Случай этот гармонировал с течением моей жизни в последующие недели. Я все больше поддавался интроспекции. Моя жизнь заметно застопорилась, потребность двигаться дальше, одолевавшая меня до сих пор, где бы я ни был, совершенно угасла. Я по-прежнему не понимал почему; думаю, это был гипнотический эффект солнца на воде, неотъемлемый от жизни в Венеции, одурманивавший мое сознание и подтачивавший мою волю. Трудно думать о нормальной жизни, когда взамен так легко наблюдать мерцание отраженного света. Поразительно легко потратить несколько секунд, затем минут, если не больше, наблюдая без всякой мысли или осознания за игрой светотени на осыпающейся штукатурке или слушая смешение звуков — люди, волны, птицы, — делающее Венецию самым странным городом в мире. Прошла неделя, затем две и еще, а я лишь иногда заставлял себя что-то делать.

В ретроспекции все совершенно ясно: я был не уверен в себе. Я хотел совершить в своей жизни нечто великое и хорошо подготовился к этому. Но дни ученичества под эгидой Кардано завершились. Ему больше нечему было меня учить, и теперь я оказался перед выбором. Я мог с легкостью нажить достаточно денег, чтобы содержать себя и моих в довольстве. Это, как я сказал, нетрудно. Но какой в этом был смысл? Подобный образ жизни был всего лишь заполнением пространства между колыбелью и могилой. Приятный и, без сомнения, со своими маленькими успехами, но в конечном счете бесцельный. Я не желал власти или богатства ради них самих, и меня совершенно не прельщала слава. Но я хотел в минуту моей смерти, испуская дух, сознавать, что мое существование сделало мир иным. Предпочтительно лучше. Но даже это в то время не было в моем сознании главным; я никогда не питал особого желания покончить с нищетой или спасать падших женщин. Я отношусь и всегда относился с глубоким подозрением к тем, кто желает совершать подобное. Они обычно причиняют больше вреда, чем приносят добра. И, судя по моему опыту, жажда власти, контроля над чужими судьбами у них куда сильнее, чем у любого бизнесмена.
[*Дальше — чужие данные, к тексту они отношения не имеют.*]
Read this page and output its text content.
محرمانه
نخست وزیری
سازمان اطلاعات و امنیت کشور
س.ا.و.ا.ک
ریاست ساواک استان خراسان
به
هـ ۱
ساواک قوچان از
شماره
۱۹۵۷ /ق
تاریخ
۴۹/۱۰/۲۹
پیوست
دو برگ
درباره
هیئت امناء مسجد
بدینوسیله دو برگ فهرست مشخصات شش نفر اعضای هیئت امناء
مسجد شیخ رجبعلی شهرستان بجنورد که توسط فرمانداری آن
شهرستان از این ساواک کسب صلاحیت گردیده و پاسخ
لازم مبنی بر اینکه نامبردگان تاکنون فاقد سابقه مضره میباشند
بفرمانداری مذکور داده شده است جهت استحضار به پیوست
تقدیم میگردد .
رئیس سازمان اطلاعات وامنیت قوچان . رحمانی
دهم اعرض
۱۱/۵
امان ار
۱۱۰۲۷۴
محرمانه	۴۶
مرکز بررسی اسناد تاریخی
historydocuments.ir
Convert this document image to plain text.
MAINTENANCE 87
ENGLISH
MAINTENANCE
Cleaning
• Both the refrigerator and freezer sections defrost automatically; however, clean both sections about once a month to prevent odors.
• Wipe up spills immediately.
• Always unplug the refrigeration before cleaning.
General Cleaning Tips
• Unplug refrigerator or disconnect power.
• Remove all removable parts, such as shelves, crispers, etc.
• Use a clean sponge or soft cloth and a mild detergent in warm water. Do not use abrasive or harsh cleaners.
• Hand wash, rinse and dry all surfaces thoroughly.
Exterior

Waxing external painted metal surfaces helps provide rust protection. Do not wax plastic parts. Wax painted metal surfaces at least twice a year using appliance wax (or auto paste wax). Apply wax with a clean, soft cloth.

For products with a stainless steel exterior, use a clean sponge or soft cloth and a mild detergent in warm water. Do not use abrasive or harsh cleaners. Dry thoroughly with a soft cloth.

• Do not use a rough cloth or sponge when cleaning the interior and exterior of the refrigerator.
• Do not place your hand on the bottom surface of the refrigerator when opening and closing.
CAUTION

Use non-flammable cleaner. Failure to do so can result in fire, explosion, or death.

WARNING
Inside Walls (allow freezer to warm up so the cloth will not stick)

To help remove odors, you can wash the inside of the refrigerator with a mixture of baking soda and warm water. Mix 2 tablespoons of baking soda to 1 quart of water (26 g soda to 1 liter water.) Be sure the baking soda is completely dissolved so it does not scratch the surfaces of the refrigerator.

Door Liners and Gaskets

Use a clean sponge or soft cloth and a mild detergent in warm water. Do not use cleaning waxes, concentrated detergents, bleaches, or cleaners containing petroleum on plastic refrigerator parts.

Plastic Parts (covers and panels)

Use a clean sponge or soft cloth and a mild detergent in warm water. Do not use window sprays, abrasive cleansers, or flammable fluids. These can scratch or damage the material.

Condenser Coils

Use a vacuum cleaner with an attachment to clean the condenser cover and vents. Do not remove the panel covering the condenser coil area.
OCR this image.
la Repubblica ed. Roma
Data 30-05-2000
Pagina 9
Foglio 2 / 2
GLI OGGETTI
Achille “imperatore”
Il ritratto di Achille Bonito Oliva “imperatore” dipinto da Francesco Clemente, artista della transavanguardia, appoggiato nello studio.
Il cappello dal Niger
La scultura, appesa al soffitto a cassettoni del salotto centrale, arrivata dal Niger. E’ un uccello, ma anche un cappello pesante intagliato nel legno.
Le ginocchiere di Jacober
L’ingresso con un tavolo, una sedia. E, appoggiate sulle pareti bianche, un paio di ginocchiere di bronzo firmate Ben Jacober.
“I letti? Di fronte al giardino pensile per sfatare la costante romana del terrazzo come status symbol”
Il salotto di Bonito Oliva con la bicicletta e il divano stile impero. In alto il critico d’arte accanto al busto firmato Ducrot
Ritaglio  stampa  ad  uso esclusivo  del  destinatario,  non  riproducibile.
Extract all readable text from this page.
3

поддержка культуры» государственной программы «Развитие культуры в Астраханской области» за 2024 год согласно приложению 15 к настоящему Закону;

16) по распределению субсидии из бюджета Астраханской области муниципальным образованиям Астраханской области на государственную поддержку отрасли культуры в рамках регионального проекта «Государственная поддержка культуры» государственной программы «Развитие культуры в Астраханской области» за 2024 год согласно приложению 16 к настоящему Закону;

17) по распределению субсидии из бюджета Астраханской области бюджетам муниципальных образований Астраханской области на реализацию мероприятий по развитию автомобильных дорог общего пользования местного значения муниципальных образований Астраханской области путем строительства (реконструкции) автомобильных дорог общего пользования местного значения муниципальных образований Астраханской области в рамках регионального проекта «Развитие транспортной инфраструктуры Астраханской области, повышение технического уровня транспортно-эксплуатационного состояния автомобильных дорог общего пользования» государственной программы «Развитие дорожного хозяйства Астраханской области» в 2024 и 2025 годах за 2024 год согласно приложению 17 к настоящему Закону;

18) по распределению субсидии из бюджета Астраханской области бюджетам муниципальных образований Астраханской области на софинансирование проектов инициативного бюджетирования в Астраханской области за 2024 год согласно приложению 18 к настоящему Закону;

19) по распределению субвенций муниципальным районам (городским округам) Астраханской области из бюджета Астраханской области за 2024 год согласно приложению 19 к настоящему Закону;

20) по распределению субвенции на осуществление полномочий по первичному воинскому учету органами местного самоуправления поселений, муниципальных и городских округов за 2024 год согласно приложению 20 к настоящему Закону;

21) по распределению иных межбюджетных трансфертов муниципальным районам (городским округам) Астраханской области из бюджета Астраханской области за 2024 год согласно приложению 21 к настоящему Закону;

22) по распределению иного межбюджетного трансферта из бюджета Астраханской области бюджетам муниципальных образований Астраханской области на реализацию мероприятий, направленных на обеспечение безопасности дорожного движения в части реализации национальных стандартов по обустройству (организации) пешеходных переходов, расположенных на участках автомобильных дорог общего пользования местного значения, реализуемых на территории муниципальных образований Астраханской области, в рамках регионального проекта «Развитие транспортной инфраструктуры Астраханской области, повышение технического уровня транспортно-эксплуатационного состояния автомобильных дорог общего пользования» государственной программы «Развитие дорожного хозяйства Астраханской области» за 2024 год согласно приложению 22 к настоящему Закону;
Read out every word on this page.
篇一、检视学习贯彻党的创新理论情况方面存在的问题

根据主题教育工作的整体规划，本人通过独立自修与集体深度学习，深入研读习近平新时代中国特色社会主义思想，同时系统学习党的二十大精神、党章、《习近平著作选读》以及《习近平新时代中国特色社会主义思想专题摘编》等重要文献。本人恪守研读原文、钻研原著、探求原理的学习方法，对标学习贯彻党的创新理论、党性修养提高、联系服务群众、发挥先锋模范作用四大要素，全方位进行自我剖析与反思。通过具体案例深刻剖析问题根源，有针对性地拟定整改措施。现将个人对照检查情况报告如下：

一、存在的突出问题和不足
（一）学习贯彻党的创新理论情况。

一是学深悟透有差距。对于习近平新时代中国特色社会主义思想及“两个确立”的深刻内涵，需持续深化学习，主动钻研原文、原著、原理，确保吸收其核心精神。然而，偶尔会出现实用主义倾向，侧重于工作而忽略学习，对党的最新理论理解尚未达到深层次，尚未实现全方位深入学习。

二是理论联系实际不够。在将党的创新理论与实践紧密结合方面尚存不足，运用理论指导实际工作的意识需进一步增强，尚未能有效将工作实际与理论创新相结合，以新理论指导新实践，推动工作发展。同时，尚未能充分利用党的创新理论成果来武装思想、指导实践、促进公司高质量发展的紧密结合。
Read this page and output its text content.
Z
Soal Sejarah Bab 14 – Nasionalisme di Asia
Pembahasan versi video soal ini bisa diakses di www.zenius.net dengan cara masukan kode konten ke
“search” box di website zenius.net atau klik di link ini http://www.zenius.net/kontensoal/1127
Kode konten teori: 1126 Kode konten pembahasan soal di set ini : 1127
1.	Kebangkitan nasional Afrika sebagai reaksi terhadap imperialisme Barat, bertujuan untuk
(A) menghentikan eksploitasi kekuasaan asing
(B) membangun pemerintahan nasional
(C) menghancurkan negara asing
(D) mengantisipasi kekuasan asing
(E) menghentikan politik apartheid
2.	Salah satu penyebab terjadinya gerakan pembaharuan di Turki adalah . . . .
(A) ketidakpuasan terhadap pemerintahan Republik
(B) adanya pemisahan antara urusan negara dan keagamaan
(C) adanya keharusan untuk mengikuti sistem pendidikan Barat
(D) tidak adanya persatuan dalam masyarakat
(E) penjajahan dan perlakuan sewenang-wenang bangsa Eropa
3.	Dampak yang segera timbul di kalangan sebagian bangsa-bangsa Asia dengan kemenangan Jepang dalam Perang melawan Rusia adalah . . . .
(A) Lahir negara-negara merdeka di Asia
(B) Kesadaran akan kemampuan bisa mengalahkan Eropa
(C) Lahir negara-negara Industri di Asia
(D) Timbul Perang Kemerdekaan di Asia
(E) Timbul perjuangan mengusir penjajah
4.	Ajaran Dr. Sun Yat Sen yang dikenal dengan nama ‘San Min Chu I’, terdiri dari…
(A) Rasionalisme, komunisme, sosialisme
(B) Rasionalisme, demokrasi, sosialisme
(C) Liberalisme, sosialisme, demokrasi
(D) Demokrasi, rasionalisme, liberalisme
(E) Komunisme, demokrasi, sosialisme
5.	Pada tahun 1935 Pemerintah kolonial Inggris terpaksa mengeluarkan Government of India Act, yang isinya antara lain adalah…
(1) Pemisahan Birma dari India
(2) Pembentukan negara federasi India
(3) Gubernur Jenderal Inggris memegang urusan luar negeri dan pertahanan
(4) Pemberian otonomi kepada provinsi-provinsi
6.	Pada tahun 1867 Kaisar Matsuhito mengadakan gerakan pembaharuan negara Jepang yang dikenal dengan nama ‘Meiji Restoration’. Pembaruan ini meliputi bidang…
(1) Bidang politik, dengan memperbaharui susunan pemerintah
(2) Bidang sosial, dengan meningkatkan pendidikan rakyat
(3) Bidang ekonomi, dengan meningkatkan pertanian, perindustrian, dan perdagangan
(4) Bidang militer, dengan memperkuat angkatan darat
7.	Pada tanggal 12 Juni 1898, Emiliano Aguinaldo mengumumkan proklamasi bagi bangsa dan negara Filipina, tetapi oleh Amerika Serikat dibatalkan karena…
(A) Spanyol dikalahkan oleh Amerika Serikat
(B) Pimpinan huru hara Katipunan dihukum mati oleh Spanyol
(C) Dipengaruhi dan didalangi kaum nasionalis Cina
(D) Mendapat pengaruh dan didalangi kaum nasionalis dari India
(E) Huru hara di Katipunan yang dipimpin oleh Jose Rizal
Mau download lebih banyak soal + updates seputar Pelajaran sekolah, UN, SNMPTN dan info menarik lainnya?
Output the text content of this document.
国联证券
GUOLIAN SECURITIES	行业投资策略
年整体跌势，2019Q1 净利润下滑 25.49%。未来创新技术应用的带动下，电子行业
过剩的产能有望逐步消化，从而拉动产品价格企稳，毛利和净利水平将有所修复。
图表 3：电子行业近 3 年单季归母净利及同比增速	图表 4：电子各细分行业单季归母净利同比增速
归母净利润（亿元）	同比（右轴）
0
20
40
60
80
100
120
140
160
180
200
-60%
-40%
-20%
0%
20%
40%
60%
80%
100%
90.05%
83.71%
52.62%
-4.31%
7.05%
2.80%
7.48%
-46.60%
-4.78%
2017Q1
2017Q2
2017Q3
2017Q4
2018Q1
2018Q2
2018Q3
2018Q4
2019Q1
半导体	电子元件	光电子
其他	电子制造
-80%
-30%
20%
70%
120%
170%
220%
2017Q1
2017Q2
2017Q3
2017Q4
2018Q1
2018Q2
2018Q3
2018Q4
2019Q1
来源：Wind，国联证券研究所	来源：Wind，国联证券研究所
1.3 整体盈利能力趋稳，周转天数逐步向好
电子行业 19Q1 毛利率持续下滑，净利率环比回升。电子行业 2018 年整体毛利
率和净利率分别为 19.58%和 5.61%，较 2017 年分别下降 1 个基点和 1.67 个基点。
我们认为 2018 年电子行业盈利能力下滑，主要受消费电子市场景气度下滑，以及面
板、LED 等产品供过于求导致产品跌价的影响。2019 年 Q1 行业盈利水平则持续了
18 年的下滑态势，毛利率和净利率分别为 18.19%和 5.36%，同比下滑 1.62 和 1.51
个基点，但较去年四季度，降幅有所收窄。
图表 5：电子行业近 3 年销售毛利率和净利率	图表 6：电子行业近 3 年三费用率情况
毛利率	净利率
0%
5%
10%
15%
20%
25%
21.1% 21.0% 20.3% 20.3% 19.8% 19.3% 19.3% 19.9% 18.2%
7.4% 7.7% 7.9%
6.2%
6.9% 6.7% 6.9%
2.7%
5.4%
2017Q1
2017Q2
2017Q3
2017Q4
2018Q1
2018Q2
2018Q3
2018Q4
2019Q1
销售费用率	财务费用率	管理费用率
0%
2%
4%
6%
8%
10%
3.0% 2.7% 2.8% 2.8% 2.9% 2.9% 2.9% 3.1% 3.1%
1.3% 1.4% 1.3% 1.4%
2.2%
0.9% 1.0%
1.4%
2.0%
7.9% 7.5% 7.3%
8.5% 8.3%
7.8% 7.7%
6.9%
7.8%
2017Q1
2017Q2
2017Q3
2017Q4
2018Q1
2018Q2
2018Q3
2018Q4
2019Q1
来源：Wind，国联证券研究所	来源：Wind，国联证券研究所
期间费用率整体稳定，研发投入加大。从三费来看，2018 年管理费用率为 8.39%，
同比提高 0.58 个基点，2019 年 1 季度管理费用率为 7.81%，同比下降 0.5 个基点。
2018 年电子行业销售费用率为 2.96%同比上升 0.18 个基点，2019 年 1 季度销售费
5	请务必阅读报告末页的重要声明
Когда собственное общество начало мне приедаться, я решил принять предложение Лонгмена, высказанное, когда я уходил, отобедать с ним. Я не вполне понял, по какому случаю, но Лонгмен предлагал ввести меня в общество близких ему английских изгнанников, поскольку мужчины ели вместе почти каждый вечер. Таков обычай Венеции, где, по сути, обходятся одной едой в день — вечерней. Завтрак исчерпывается почти только хлебом с кофе, ленч — миской бульона, купленного в кулинарной лавке, а потому к обеденному времени все городское население и чрезвычайно голодно, и очень часто пребывает в сквернейшем расположении духа. Обычно люди едят каждый вечер в одном и том же месте, а затем отправляются в одну и ту же кофейню. Жизнь в Венеции обладает неменяющимся ритмом, которому все иностранцы там начинают следовать рано или поздно, если остаются тут достаточно долго. Стать постоянным клиентом имеет свои преимущества: вы получаете еду получше, всегда обслуживаетесь быстрее, и, что самое важное, владелец прибережет для вас столик, а потому вы не будете разочарованы и не уйдете голодным.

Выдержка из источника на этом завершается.